2. Is it for us? Would your story be more interesting to your neighbors than to people across the country? If so, contact the news department at your local NPR member station.

3. Keep it short. One paragraph is best. In all cases, it needs to fit in the space below (on the website). The box will hold about 200 words.

4. Be specific. Tell us why your story would interest our listeners: e.g., "For 100 years scientists have assumed they knew all the orders of insects. Biologist Jim Witherspoon has just proved them wrong."

5. Give us a peg. Let us know whether the story is time-sensitive: e.g., "Witherspoon's story will be published in this week's edition of Insects Today." Or: "This would be a great story to run with the anniversary of the Smithsonian next month."

6. Don't write us with your opinions. This space is for story ideas, not opinions. You can send your opinions about NPR programming to the Ombudsman. If you want to submit a commentary, contact a show directly.

7. Please, no attachments. You cannot include any attachments with your message. You can include links to websites. But don't just send the link. If you only write, "Hey, look at this!" and include a link, your idea will not get much attention. Pique our interest with a message.

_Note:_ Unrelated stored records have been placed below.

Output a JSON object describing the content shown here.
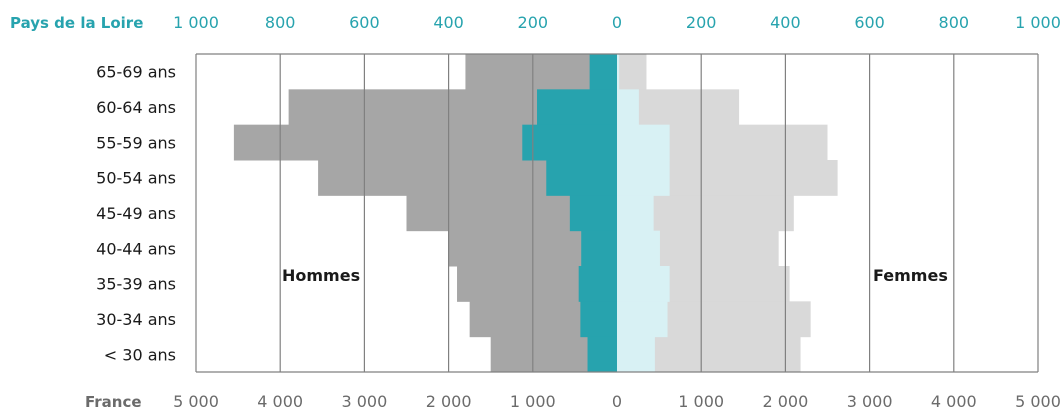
{
  "chart_data": {
    "type": "bar",
    "subtype": "population-pyramid",
    "categories": [
      "65-69 ans",
      "60-64 ans",
      "55-59 ans",
      "50-54 ans",
      "45-49 ans",
      "40-44 ans",
      "35-39 ans",
      "30-34 ans",
      "< 30 ans"
    ],
    "top_axis": {
      "label": "Pays de la Loire",
      "ticks": [
        "1 000",
        "800",
        "600",
        "400",
        "200",
        "0",
        "200",
        "400",
        "600",
        "800",
        "1 000"
      ],
      "range": [
        0,
        1000
      ]
    },
    "bottom_axis": {
      "label": "France",
      "ticks": [
        "5 000",
        "4 000",
        "3 000",
        "2 000",
        "1 000",
        "0",
        "1 000",
        "2 000",
        "3 000",
        "4 000",
        "5 000"
      ],
      "range": [
        0,
        5000
      ]
    },
    "side_labels": {
      "left": "Hommes",
      "right": "Femmes"
    },
    "series": [
      {
        "name": "France",
        "side": "left",
        "axis": "bottom",
        "color": "#a6a6a6",
        "values": [
          1800,
          3900,
          4550,
          3550,
          2500,
          2000,
          1900,
          1750,
          1500
        ]
      },
      {
        "name": "Pays de la Loire",
        "side": "left",
        "axis": "top",
        "color": "#27a3ae",
        "values": [
          65,
          190,
          225,
          168,
          112,
          85,
          91,
          87,
          70
        ]
      },
      {
        "name": "France",
        "side": "right",
        "axis": "bottom",
        "color": "#d9d9d9",
        "values": [
          350,
          1450,
          2500,
          2620,
          2100,
          1920,
          2050,
          2300,
          2180
        ]
      },
      {
        "name": "Pays de la Loire",
        "side": "right",
        "axis": "top",
        "color": "#d8f1f4",
        "values": [
          5,
          52,
          125,
          125,
          87,
          102,
          125,
          120,
          90
        ]
      }
    ],
    "grid": true,
    "gridline_color": "#808080"
  }
}
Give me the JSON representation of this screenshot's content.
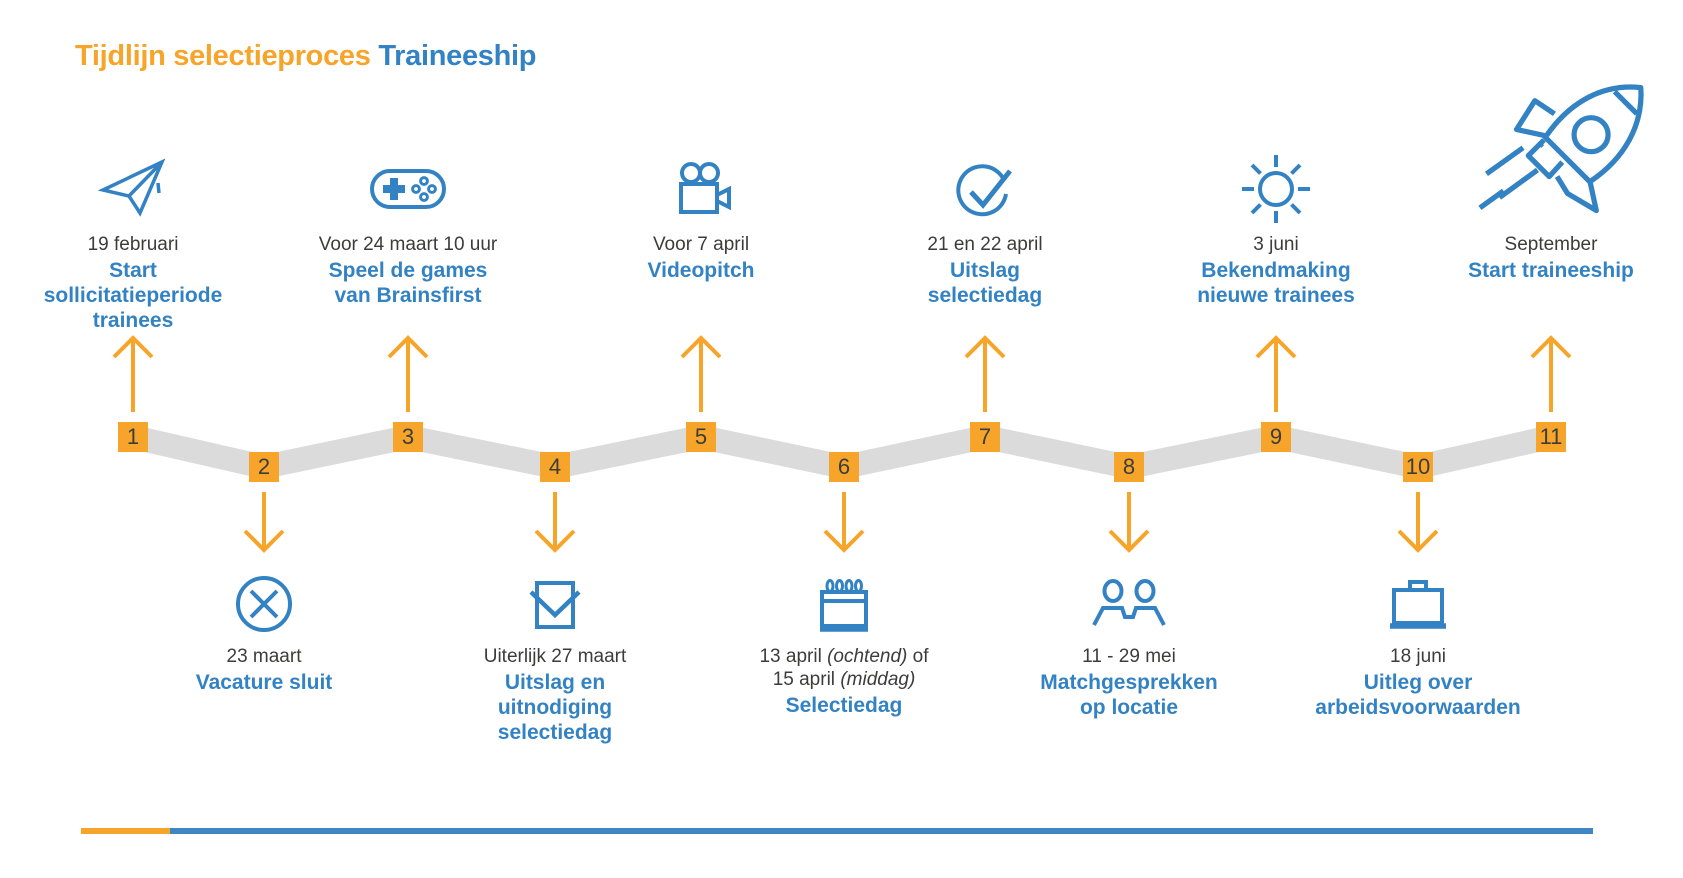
{
  "title": {
    "part1": "Tijdlijn selectieproces",
    "part2": "Traineeship"
  },
  "colors": {
    "orange": "#F6A52A",
    "blue": "#3382C3",
    "dark_text": "#3C3C3B",
    "band_gray": "#DBDBDB"
  },
  "items": [
    {
      "number": "1",
      "position": "top",
      "icon": "paper-plane",
      "date": "19 februari",
      "label": "Start\nsollicitatieperiode\ntrainees"
    },
    {
      "number": "2",
      "position": "bottom",
      "icon": "cross-circle",
      "date": "23 maart",
      "label": "Vacature sluit"
    },
    {
      "number": "3",
      "position": "top",
      "icon": "game-controller",
      "date": "Voor 24 maart 10 uur",
      "label": "Speel de games\nvan Brainsfirst"
    },
    {
      "number": "4",
      "position": "bottom",
      "icon": "envelope",
      "date": "Uiterlijk 27 maart",
      "label": "Uitslag en\nuitnodiging\nselectiedag"
    },
    {
      "number": "5",
      "position": "top",
      "icon": "video-camera",
      "date": "Voor 7 april",
      "label": "Videopitch"
    },
    {
      "number": "6",
      "position": "bottom",
      "icon": "calendar",
      "date": "13 april (ochtend) of\n15 april (middag)",
      "label": "Selectiedag"
    },
    {
      "number": "7",
      "position": "top",
      "icon": "check-circle",
      "date": "21 en 22 april",
      "label": "Uitslag\nselectiedag"
    },
    {
      "number": "8",
      "position": "bottom",
      "icon": "people",
      "date": "11 - 29 mei",
      "label": "Matchgesprekken\nop locatie"
    },
    {
      "number": "9",
      "position": "top",
      "icon": "sun",
      "date": "3 juni",
      "label": "Bekendmaking\nnieuwe trainees"
    },
    {
      "number": "10",
      "position": "bottom",
      "icon": "briefcase",
      "date": "18 juni",
      "label": "Uitleg over\narbeidsvoorwaarden"
    },
    {
      "number": "11",
      "position": "top",
      "icon": "rocket",
      "date": "September",
      "label": "Start traineeship"
    }
  ]
}
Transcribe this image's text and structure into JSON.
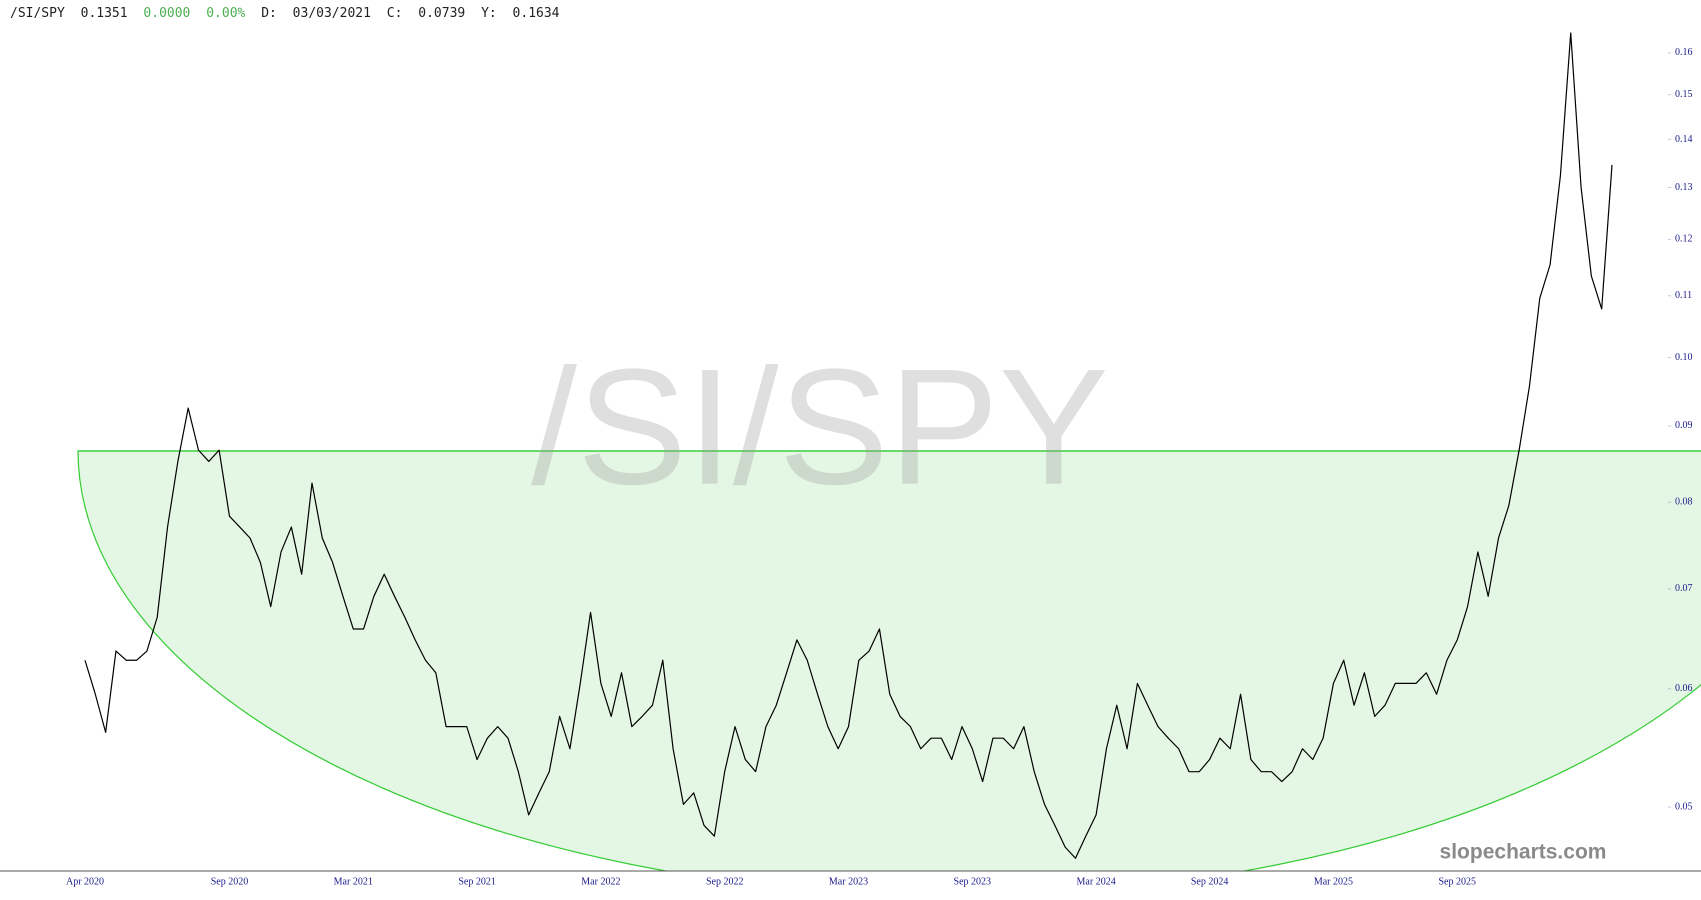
{
  "chart_data": {
    "type": "line",
    "header": {
      "symbol": "/SI/SPY",
      "last": "0.1351",
      "change": "0.0000",
      "change_pct": "0.00%",
      "date_label": "D:",
      "date": "03/03/2021",
      "c_label": "C:",
      "c": "0.0739",
      "y_label": "Y:",
      "y": "0.1634"
    },
    "source": "slopecharts.com",
    "log_scale": true,
    "color": "#000000",
    "ylim": [
      0.0453,
      0.1736
    ],
    "yticks": [
      0.05,
      0.06,
      0.07,
      0.08,
      0.09,
      {
        "value": 0.1,
        "label": "0.10"
      },
      0.11,
      0.12,
      0.13,
      0.14,
      0.15,
      0.16
    ],
    "categories": [
      "Apr 2020",
      null,
      null,
      null,
      null,
      null,
      null,
      null,
      null,
      null,
      null,
      null,
      null,
      null,
      "Sep 2020",
      null,
      null,
      null,
      null,
      null,
      null,
      null,
      null,
      null,
      null,
      null,
      "Mar 2021",
      null,
      null,
      null,
      null,
      null,
      null,
      null,
      null,
      null,
      null,
      null,
      "Sep 2021",
      null,
      null,
      null,
      null,
      null,
      null,
      null,
      null,
      null,
      null,
      null,
      "Mar 2022",
      null,
      null,
      null,
      null,
      null,
      null,
      null,
      null,
      null,
      null,
      null,
      "Sep 2022",
      null,
      null,
      null,
      null,
      null,
      null,
      null,
      null,
      null,
      null,
      null,
      "Mar 2023",
      null,
      null,
      null,
      null,
      null,
      null,
      null,
      null,
      null,
      null,
      null,
      "Sep 2023",
      null,
      null,
      null,
      null,
      null,
      null,
      null,
      null,
      null,
      null,
      null,
      "Mar 2024",
      null,
      null,
      null,
      null,
      null,
      null,
      null,
      null,
      null,
      null,
      "Sep 2024",
      null,
      null,
      null,
      null,
      null,
      null,
      null,
      null,
      null,
      null,
      null,
      "Mar 2025",
      null,
      null,
      null,
      null,
      null,
      null,
      null,
      null,
      null,
      null,
      null,
      "Sep 2025",
      null,
      null,
      null,
      null,
      null,
      null,
      null,
      null,
      null,
      null,
      null,
      null,
      null,
      null,
      null
    ],
    "values": [
      0.0627,
      0.0595,
      0.0561,
      0.0636,
      0.0627,
      0.0627,
      0.0636,
      0.067,
      0.077,
      0.0852,
      0.0925,
      0.0867,
      0.0852,
      0.0867,
      0.0783,
      0.077,
      0.0757,
      0.0729,
      0.0681,
      0.0741,
      0.077,
      0.0716,
      0.0824,
      0.0757,
      0.0729,
      0.0692,
      0.0658,
      0.0658,
      0.0692,
      0.0716,
      0.0692,
      0.067,
      0.0647,
      0.0627,
      0.0615,
      0.0566,
      0.0566,
      0.0566,
      0.0538,
      0.0556,
      0.0566,
      0.0556,
      0.0528,
      0.0494,
      0.0511,
      0.0528,
      0.0575,
      0.0547,
      0.0605,
      0.0675,
      0.0605,
      0.0575,
      0.0615,
      0.0566,
      0.0575,
      0.0585,
      0.0627,
      0.0547,
      0.0502,
      0.0511,
      0.0486,
      0.0478,
      0.0528,
      0.0566,
      0.0538,
      0.0528,
      0.0566,
      0.0585,
      0.0615,
      0.0647,
      0.0627,
      0.0595,
      0.0566,
      0.0547,
      0.0566,
      0.0627,
      0.0636,
      0.0658,
      0.0595,
      0.0575,
      0.0566,
      0.0547,
      0.0556,
      0.0556,
      0.0538,
      0.0566,
      0.0547,
      0.052,
      0.0556,
      0.0556,
      0.0547,
      0.0566,
      0.0528,
      0.0502,
      0.0486,
      0.047,
      0.0462,
      0.0478,
      0.0494,
      0.0547,
      0.0585,
      0.0547,
      0.0605,
      0.0585,
      0.0566,
      0.0556,
      0.0547,
      0.0528,
      0.0528,
      0.0538,
      0.0556,
      0.0547,
      0.0595,
      0.0538,
      0.0528,
      0.0528,
      0.052,
      0.0528,
      0.0547,
      0.0538,
      0.0556,
      0.0605,
      0.0627,
      0.0585,
      0.0615,
      0.0575,
      0.0585,
      0.0605,
      0.0605,
      0.0605,
      0.0615,
      0.0595,
      0.0627,
      0.0647,
      0.0681,
      0.0741,
      0.0692,
      0.0757,
      0.0796,
      0.0867,
      0.0957,
      0.1096,
      0.1154,
      0.1324,
      0.165,
      0.1301,
      0.1134,
      0.1078,
      0.1346
    ]
  }
}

8. Provide contact information. Give us your name, email address and daytime phone number so we can get in touch with you if we need to. We will not share this information with anyone outside NPR.

To pitch NPR go to the site and fill out the box.

Tips from independent producers

Another approach is pitching stories to independent freelance reporters or unaffiliated public radio outlets, such as those listed by The Association of Independents in Radio. That group posts great tips from freelancers on how to work with them as they wrangle for story assignments. A good example is the recent comments from producer/reporter Tanya Ott:

“What comes first, the pitch or the final product?"

Tanya Ott: "I NEVER do a story, then pitch a show on it. The editors at the show want to have a sense of contributing to the process, being a part of the team. They want to help shape and mold the story and you best be willing to give them that (unless you're a very well-established producer to whom they give carte blanche to do whatever you want.... note: there aren't many of those!).

“So my pitch will usually be short – two paragraphs/30 words or so – and will include the basic premise of the story (tell them the conflict/tension or what's new), who I'll interview, what scenes I'll use to tell the story (i.e. opportunities for natural sound). Be sure you make clear why someone in Alaska or Iowa or Utah should care about this story,” Ott concludes. Read her full interview.

An added benefit

There is one final reason the pitch public radio. Smartphone applications are extending the time and places a story maybe heard. One of the great ironies is that it’s very difficult to get the OPB radio signal in Southwest Portland where OPB is located. That’s because of geography and the hills that block transmission. The new OPB iPhone app now lets me listen to live Web streams of the news as my bus rolls past the studio.